Why is it that most African-Americans would not be surprised to learn about an African-American couple that was denied their right to be married in a predominantly White Mississippi church? No we are not talking about 1964. We are talking about 2012.
Why is it that this kind of story would not surprise most Whites either? In fact, behind closed doors a hefty number of Whites would probably agree with it, especially if this was an interracial marriage between a White woman and an African-American man, because nothing crumbles the bricks of a White male-dominated society like the image of a Trayvon Martin kissing a Taylor Swift.
Unlike the dreaded, extremely frowned upon interracial marriage, this recent, denied marriage at the Crystal Springs First Baptist Church in Mississippi was a traditional, safe marriage between two African-Americans—one African-American man and one African-American woman.
So what is the problem with that? How is this controversial? How is this problematic to the church? How is this problematic to Christianity? Isn’t this the precise banner that so-called Christians have been waving around in the faces of everyone—the supposedly sacred bond between a man and a woman?
Isn’t this exactly what politicians like President Bush 43, Rep. Michele Bachmann, and presidential nominee Mitt Romney have all raised the possibility of a constitutional amendment to preserve the sanctity of?
Apparently, the congregation at this church decided that no Blacks could be married there even if it was a marriage between a man and a woman. According to Te’Andrea Wilson, who would have been the bride, and her now husband George Wilson; their pastor Dr. Stan Weatherford had informed them that a small minority in the church wanted no part of a Black wedding, and they threatened to vote him out as pastor if he went ahead and performed the ceremony.
So this weasel impersonating a pastor bolted from his responsibility as a pastor and followed his Jim Crow era marching orders like the coward that he is. Instead of telling this alleged small minority that being a Christian means a lot more than embracing one’s Whiteness at the expense of shunning everyone who is not White, he took the safe route and married Te’Andrea and George at a nearby church.
Point number one; the pastor should have taken a stand on something as important as this. Instead of worrying about being removed as the pastor, he should have performed the ceremony anyway. If the opposition was truly a small minority, then they shouldn’t be able to vote him out. And what about the people outside of that small minority?
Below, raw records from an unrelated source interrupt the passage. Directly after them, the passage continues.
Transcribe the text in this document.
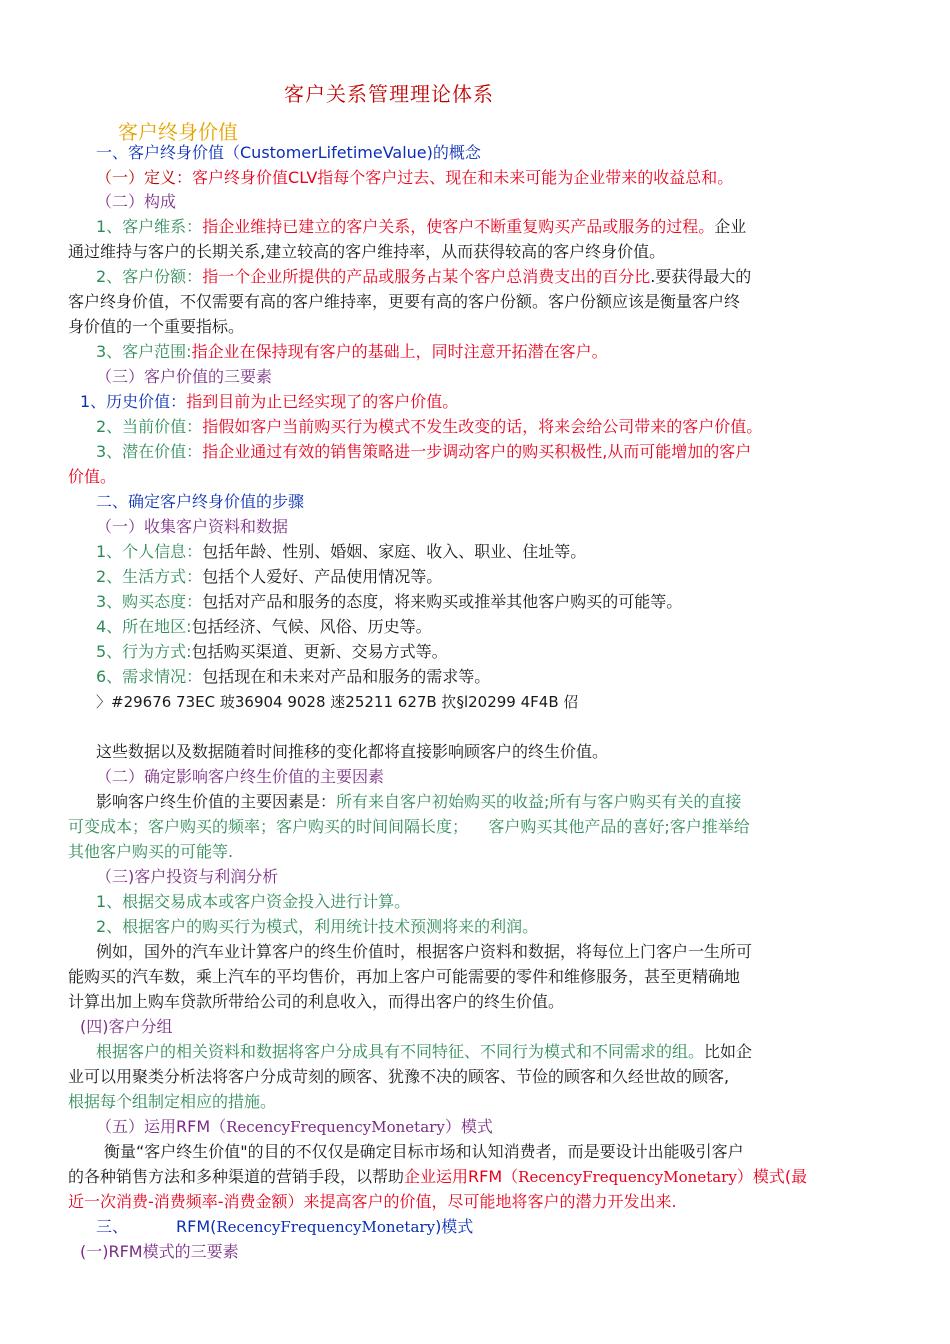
客户关系管理理论体系
客户终身价值
一、客户终身价值（CustomerLifetimeValue)的概念
（一）定义：客户终身价值CLV指每个客户过去、现在和未来可能为企业带来的收益总和。
（二）构成
1、客户维系：指企业维持已建立的客户关系，使客户不断重复购买产品或服务的过程。企业
通过维持与客户的长期关系,建立较高的客户维持率，从而获得较高的客户终身价值。
2、客户份额：指一个企业所提供的产品或服务占某个客户总消费支出的百分比.要获得最大的
客户终身价值，不仅需要有高的客户维持率，更要有高的客户份额。客户份额应该是衡量客户终
身价值的一个重要指标。
3、客户范围:指企业在保持现有客户的基础上，同时注意开拓潜在客户。
（三）客户价值的三要素
1、历史价值：指到目前为止已经实现了的客户价值。
2、当前价值：指假如客户当前购买行为模式不发生改变的话，将来会给公司带来的客户价值。
3、潜在价值：指企业通过有效的销售策略进一步调动客户的购买积极性,从而可能增加的客户
价值。
二、确定客户终身价值的步骤
（一）收集客户资料和数据
1、个人信息：包括年龄、性别、婚姻、家庭、收入、职业、住址等。
2、生活方式：包括个人爱好、产品使用情况等。
3、购买态度：包括对产品和服务的态度，将来购买或推举其他客户购买的可能等。
4、所在地区:包括经济、气候、风俗、历史等。
5、行为方式:包括购买渠道、更新、交易方式等。
6、需求情况：包括现在和未来对产品和服务的需求等。
〉#29676 73EC 玻36904 9028 逨25211 627B 扻§l20299 4F4B 佋
这些数据以及数据随着时间推移的变化都将直接影响顾客户的终生价值。
（二）确定影响客户终生价值的主要因素
影响客户终生价值的主要因素是：所有来自客户初始购买的收益;所有与客户购买有关的直接
可变成本；客户购买的频率；客户购买的时间间隔长度；    客户购买其他产品的喜好;客户推举给
其他客户购买的可能等.
（三)客户投资与利润分析
1、根据交易成本或客户资金投入进行计算。
2、根据客户的购买行为模式，利用统计技术预测将来的利润。
例如，国外的汽车业计算客户的终生价值时，根据客户资料和数据，将每位上门客户一生所可
能购买的汽车数，乘上汽车的平均售价，再加上客户可能需要的零件和维修服务，甚至更精确地
计算出加上购车贷款所带给公司的利息收入，而得出客户的终生价值。
(四)客户分组
根据客户的相关资料和数据将客户分成具有不同特征、不同行为模式和不同需求的组。比如企
业可以用聚类分析法将客户分成苛刻的顾客、犹豫不决的顾客、节俭的顾客和久经世故的顾客,
根据每个组制定相应的措施。
（五）运用RFM（RecencyFrequencyMonetary）模式
衡量“客户终生价值"的目的不仅仅是确定目标市场和认知消费者，而是要设计出能吸引客户
的各种销售方法和多种渠道的营销手段，以帮助企业运用RFM（RecencyFrequencyMonetary）模式(最
近一次消费-消费频率-消费金额）来提高客户的价值，尽可能地将客户的潜力开发出来.
三、	RFM(RecencyFrequencyMonetary)模式
(一)RFM模式的三要素
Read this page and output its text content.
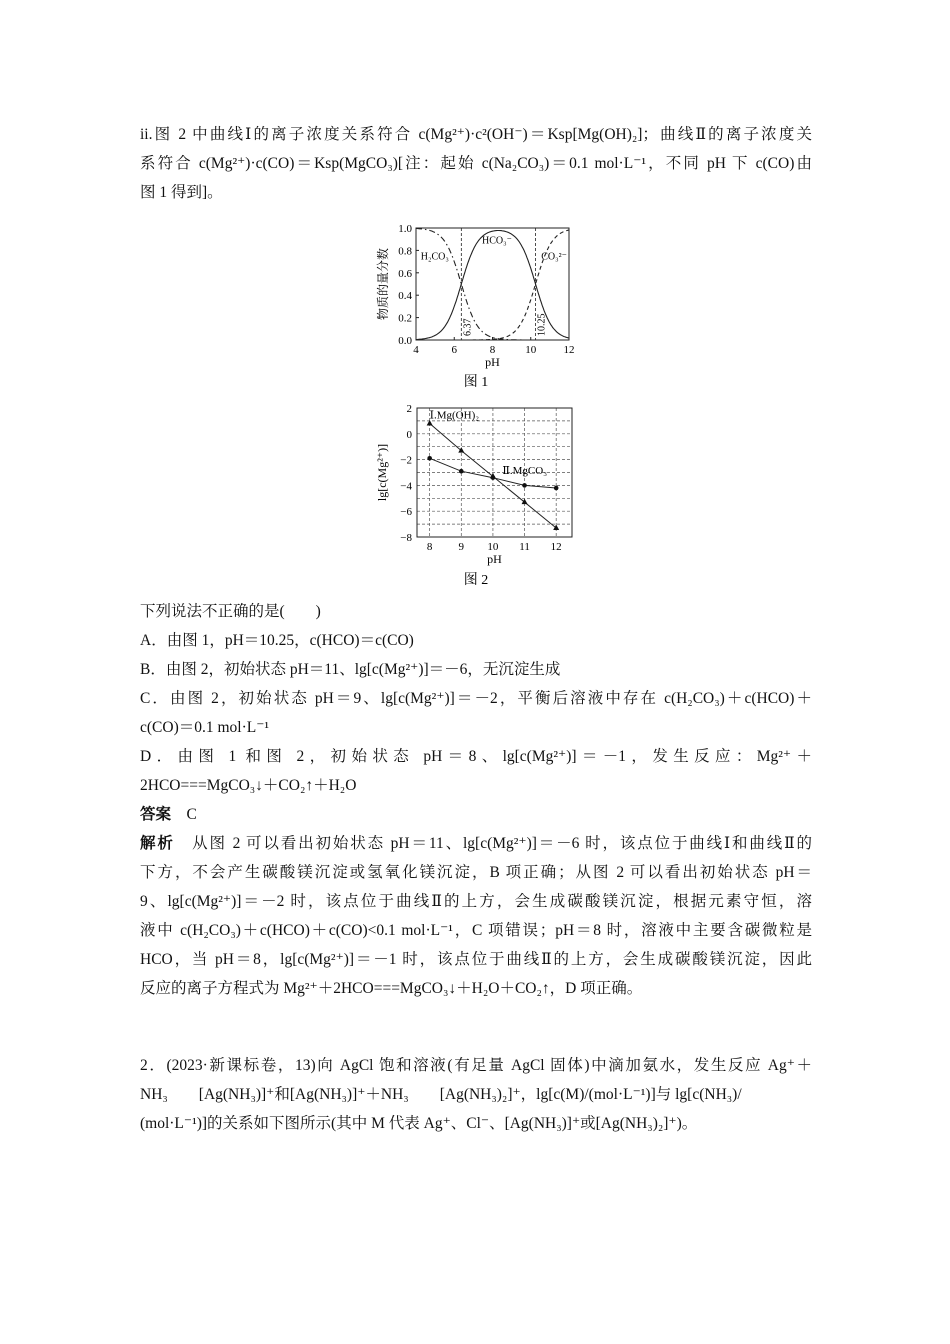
ii.图 2 中曲线Ⅰ的离子浓度关系符合 c(Mg²⁺)·c²(OH⁻)＝Ksp[Mg(OH)₂]；曲线Ⅱ的离子浓度关

系符合 c(Mg²⁺)·c(CO)＝Ksp(MgCO₃)[注：起始 c(Na₂CO₃)＝0.1 mol·L⁻¹，不同 pH 下 c(CO)由

图 1 得到]。

4	6	8	10 12
0.0
0.2
0.4
0.6
0.8
1.0
pH
物质的量分数
图 1
6.37	10.25
H₂CO₃
HCO₃⁻
CO₃²⁻
8 9 10 11 12
2
0
−2
−4
−6
−8
pH
lg[c(Mg²⁺)]
图 2
Ⅰ.Mg(OH)₂
Ⅱ.MgCO₃

下列说法不正确的是(　　)

A．由图 1，pH＝10.25，c(HCO)＝c(CO)

B．由图 2，初始状态 pH＝11、lg[c(Mg²⁺)]＝－6，无沉淀生成

C．由图 2，初始状态 pH＝9、lg[c(Mg²⁺)]＝－2，平衡后溶液中存在 c(H₂CO₃)＋c(HCO)＋

c(CO)＝0.1 mol·L⁻¹

D．由图 1 和图 2，初始状态 pH＝8、lg[c(Mg²⁺)]＝－1，发生反应：Mg²⁺＋

2HCO===MgCO₃↓＋CO₂↑＋H₂O

答案　 C

解析　 从图 2 可以看出初始状态 pH＝11、lg[c(Mg²⁺)]＝－6 时，该点位于曲线Ⅰ和曲线Ⅱ的

下方，不会产生碳酸镁沉淀或氢氧化镁沉淀，B 项正确；从图 2 可以看出初始状态 pH＝

9、lg[c(Mg²⁺)]＝－2 时，该点位于曲线Ⅱ的上方，会生成碳酸镁沉淀，根据元素守恒，溶

液中 c(H₂CO₃)＋c(HCO)＋c(CO)<0.1 mol·L⁻¹，C 项错误；pH＝8 时，溶液中主要含碳微粒是

HCO，当 pH＝8，lg[c(Mg²⁺)]＝－1 时，该点位于曲线Ⅱ的上方，会生成碳酸镁沉淀，因此

反应的离子方程式为 Mg²⁺＋2HCO===MgCO₃↓＋H₂O＋CO₂↑，D 项正确。

2．(2023·新课标卷，13)向 AgCl 饱和溶液(有足量 AgCl 固体)中滴加氨水，发生反应 Ag⁺＋

NH₃　　[Ag(NH₃)]⁺和[Ag(NH₃)]⁺＋NH₃　　[Ag(NH₃)₂]⁺，lg[c(M)/(mol·L⁻¹)]与 lg[c(NH₃)/

(mol·L⁻¹)]的关系如下图所示(其中 M 代表 Ag⁺、Cl⁻、[Ag(NH₃)]⁺或[Ag(NH₃)₂]⁺)。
Where were they in all of this—sitting on their hands, zipping their lips, and smothering their character?
Point number two; just because President Obama was elected as the President of the United States, it’s not a muzzle on African-Americans to keep them from seeing and addressing racism in this country—regardless of how many times conservatives, bigots, and White bias appreciators try to convince all of us that it is. If this is a post racial-society, somebody left the gate open, because the bigots have found their way in here too.
And point number three, those of us who look into the mirror in the White, conservative, male-dominated society and see the exact opposite, should be very careful about how we trample on the idea of gay rights and marriage equality, because the injustices of oppression are always looking for a new victim. The oppression shark is never too hungry to gobble up somebody’s rights—especially the rights of the disenfranchised.
So congratulations to Mr. and Mrs. George and Te’Andrea Wilson, and hopefully they can find a better church to attend where they will be treated as equals—maybe a place like Trinity United Church of Christ in Chicago, Illinois.
And to the Crystal Springs First Baptist Church in Mississippi, I’ll leave you with these words spoken by Dr. Martin Luther King Jr.: “We will have to repent in this generation not merely for the hateful words and actions of the bad people but for the appalling silence of the good people.”